放射線検出器18であるFPDは、被写体Pの体を透過した放射線を受け、この放射線を電気信号に変換することにより、被検者Pの放射線画像の画像データ(放射線データ)を得る。得られた放射線データは、撮影制御部36からの指示により、コンソール24へ出力される。
【0027】
なお、本発明の放射線検出器18として、上述のとおり、FPDを例として説明しているが、本発明の放射線検出器18はFPDに限定される必要はなく、CR(Computed Radiography:コンピュータ放射線撮影)のIP(Imaging Plate:イメージングプレート)や、放射線フィルムカセッテ等、他の放射線検出器を用いてよいのは当然である。
【0028】
姿勢保持具20は、被写体Pの姿勢の保持を助けるものである。放射線撮影においては、被写体Pは特定の姿勢を保持し続けなければならず、保持すべき姿勢によっては、被写体Pに相当の負担を強いるものもある。よって、被写体Pは特定の姿勢を一定時間保持するために、例えば、姿勢保持具20を把持する。
なお、姿勢保持具20は、図1に示すように被写体Pの頭部付近又は被写体Pの腰部付近に設置された金属製の手すり等であり、被写体Pがこれら姿勢保持具20を把持することで、そのままでは保持し辛い姿勢を保持することができる。
【0029】
指示表示部22は、放射線撮影の際、被写体Pへの所定の指示を表示するモニタ等であり、被写体Pの保持姿勢に関わらず被写体Pが視認し易い位置に複数設けられる。
図1を上方から見た図である図2では、指示表示部22(22A〜22D)は、被写体Pを取り囲むように設けられ、それぞれ必要に応じてコンソール24より出力された被写体Pへの指示を表示する。

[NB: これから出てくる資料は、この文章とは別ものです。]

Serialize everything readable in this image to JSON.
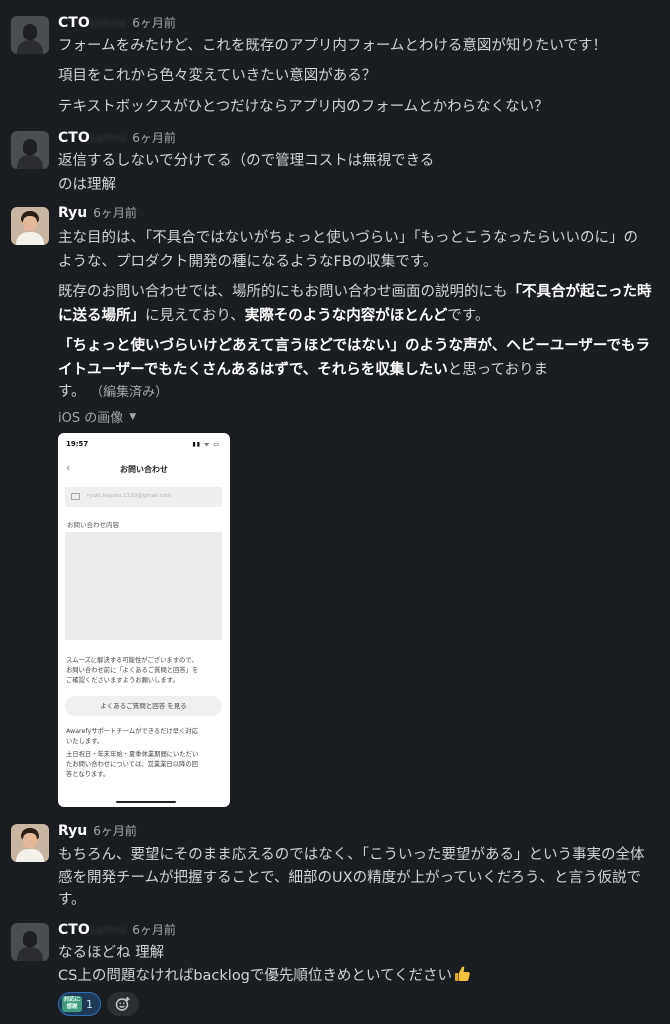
{
  "messages": [
    {
      "author": "CTO",
      "author_hidden": "sahiro",
      "time": "6ヶ月前",
      "lines": [
        "フォームをみたけど、これを既存のアプリ内フォームとわける意図が知りたいです！",
        "項目をこれから色々変えていきたい意図がある？",
        "テキストボックスがひとつだけならアプリ内のフォームとかわらなくない？"
      ]
    },
    {
      "author": "CTO",
      "author_hidden": "sahiro",
      "time": "6ヶ月前",
      "lines": [
        "返信するしないで分けてる（ので管理コストは無視できる",
        "のは理解"
      ]
    },
    {
      "author": "Ryu",
      "time": "6ヶ月前",
      "lines": [
        "主な目的は、「不具合ではないがちょっと使いづらい」「もっとこうなったらいいのに」の",
        "ような、プロダクト開発の種になるようなFBの収集です。"
      ],
      "para2": {
        "a": "既存のお問い合わせでは、場所的にもお問い合わせ画面の説明的にも",
        "b_bold": "「不具合が起こった時",
        "c_bold": "に送る場所」",
        "d": "に見えており、",
        "e_bold": "実際そのような内容がほとんど",
        "f": "です。"
      },
      "para3": {
        "a_bold": "「ちょっと使いづらいけどあえて言うほどではない」のような声が、ヘビーユーザーでもラ",
        "b_bold": "イトユーザーでもたくさんあるはずで、それらを収集したい",
        "c": "と思っておりま",
        "d": "す。",
        "edited": "（編集済み）"
      },
      "image_label": "iOS の画像",
      "phone": {
        "status_time": "19:57",
        "status_right": "▮▮ ᯤ ▭",
        "title": "お問い合わせ",
        "email_placeholder": "ryuki.hayato.1120@gmail.com",
        "content_label": "お問い合わせ内容",
        "note_lines": [
          "スムーズに解決する可能性がございますので、",
          "お問い合わせ前に「よくあるご質問と回答」を",
          "ご確認くださいますようお願いします。"
        ],
        "faq_button": "よくあるご質問と回答 を見る",
        "support_lines": [
          "Awarefyサポートチームができるだけ早く対応",
          "いたします。",
          "土日祝日・年末年始・夏季休業期間にいただい",
          "たお問い合わせについては、営業業日以降の回",
          "答となります。"
        ]
      }
    },
    {
      "author": "Ryu",
      "time": "6ヶ月前",
      "lines": [
        "もちろん、要望にそのまま応えるのではなく、「こういった要望がある」という事実の全体",
        "感を開発チームが把握することで、細部のUXの精度が上がっていくだろう、と言う仮説で",
        "す。"
      ]
    },
    {
      "author": "CTO",
      "author_hidden": "sahiro",
      "time": "6ヶ月前",
      "lines": [
        "なるほどね 理解",
        "CS上の問題なければbacklogで優先順位きめといてください"
      ],
      "reaction": {
        "emoji_text_1": "対応に",
        "emoji_text_2": "感謝",
        "count": "1"
      }
    }
  ],
  "icons": {
    "thumbs_up": "thumbs-up-icon",
    "add_reaction": "add-reaction-icon",
    "caret": "caret-down-icon"
  },
  "colors": {
    "background": "#1a1d21",
    "text": "#d1d2d3",
    "muted": "#a3a6aa",
    "reaction_border": "#2d6fb5"
  }
}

図2に示すように、例えば、被写体Pの前後左右に対応するように、22A〜22Dの4枚のモニタを設けることで、被写体Pがどのような方向を向いていようとも、被写体Pは保持すべき姿勢を視認することができる。
【0030】
<コンソールの構成>
コンソール24は、後述する操作入力部26からの入力指示に基づいて、放射線源12の曝射、線源移動機構14による放射線源12の線源位置の移動、放射線検出器18からの放射線データの読み取り、後述するRIS28からの各種情報の取得、並びに表示部30及び出力部32における後述する複数の撮影メニュー52及び放射線画像の表示及び出力を行う。

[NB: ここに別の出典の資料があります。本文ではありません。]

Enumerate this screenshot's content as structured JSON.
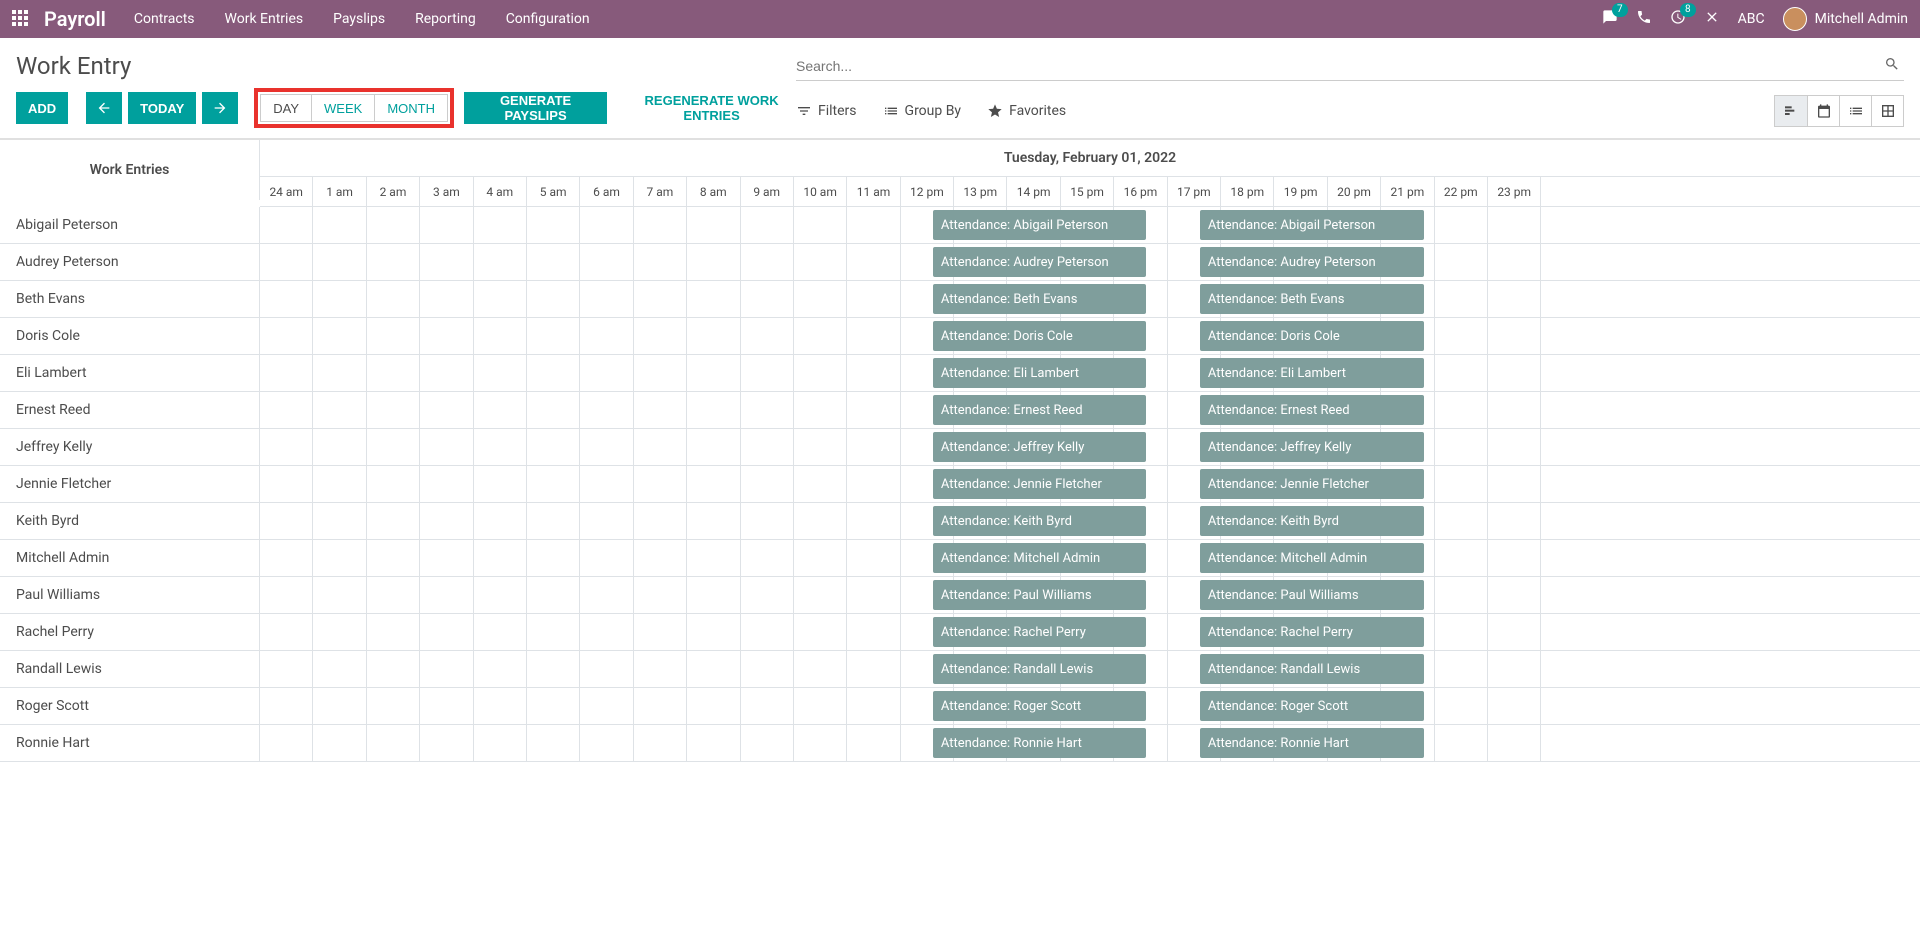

コンソール24は、後述する操作入力部26からの指示により複数の撮影メニュー52から1つの撮影メニューを選択する撮影メニュー選択部34と、後述する操作入力部26からの指示により、放射線源12、線源移動機構14及び放射線検出器18を制御して放射線撮影を行う撮影制御部36と、各種情報を記憶するメモリ38と、放射線の曝射回数をカウントし、放射線撮影の進行状況を検出する進行状況検出部40と、選択された撮影メニューによって生成された一連の撮影オーダ54に対応する一連の指示表示56を生成する指示表示生成部42と、撮影オーダ(一連の撮影オーダ54のうちの1つの撮影オーダ)に基づいて、生成された指示表示(一連の指示表示56のうちの1つの指示表示(指示表示部22に応じて複数種類有ってもよい。)の指示表示部22A〜22Dへの表示を制御する指示表示制御部44と、放射線検出器18より取得した放射線データを表示部30等で表示可能な画像データへ変換するデータ処理部46と、表示可能な放射線画像の画像データに画像補正処理を施す画像処理部48と、後述する操作入力部26の指示により、放射線画像データの表示部30への表示及び出力部32への出力を制御する表示制御部50とを備える。
【0031】
なお、コンソール24は、具体的には、CPU(中央処理装置)、RAM(主記憶装置)、ハードディスク等で構成されるコンピュータによって構成され、実際には、上述のCPU(中央処理装置)、RAM(主記憶装置)、ハードディスク等が連動して、コンソール24内の上述の撮影メニュー選択部34、撮影制御部36、メモリ38、進行状況検出部40、指示表示生成部42、指示表示制御部44、データ処理部46、画像処理部48、及び表示制御部50の各部を構成する。
【0032】
撮影メニュー選択部34は、後述する操作入力部26からの指示により、RIS28等から取得され、メモリ38に記憶された複数の撮影メニュー52のうち、一つの撮影メニューを選択するものである。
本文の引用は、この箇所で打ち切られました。